Bravely soldiering on, Bert and Ernie decided the time had come for them to walk down Main Street holding hands. Mrs. White looked out of her card store, eyebrows raised alarmingly at the sight of Betty Worthington's 52-year old son holding a man's hand. And a Jewish man, at that, with small eyes and a glasses! Mr. Oldham did a double-take from the barber shop's chair next door, muttering under his breath "Some people run mighty high these days," shaking his head in shame, "must be a terrible tragedy for Betty and Bernie." Mrs.
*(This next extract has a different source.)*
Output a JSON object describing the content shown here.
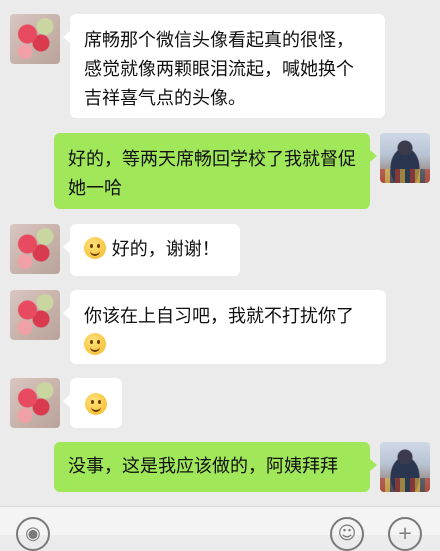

Collingwood crossed the street to the other side with the advancing pace of the gay couple, replete in jeans, plaid flannel shirts, and full beards, her head held high but her lips pursued in aching disapproval.
And then Bert and Ernie, hand in hand, came to the corner of Main Street and West Highland. Betty came running out of the hair salon, curlers in her hair, saying, "Why in the name of God are you doing this to me?"
Bert leaned over to Ernie and gave him a big smooch on the lips. "I wanted all of your friends to see how happy I am with Ernie Silverberg, Jewish Democrat from Pittsburgh!" And then he leaned down and buried his heads in Ernie's pants while all her mother's best friends encircled them, chanting, "Your son is gay and his love's a Jewish Democrat! Your son is gay and his lover's a Jewish Democrat! Your son is gay and his lover's a Jewish Democrat!"
And with this, Bert woke up and laughed minutes on end, unable to stop. "Why are you laughing, Bert," said Ernie from the depths of his pillow. "Go back to sleep!"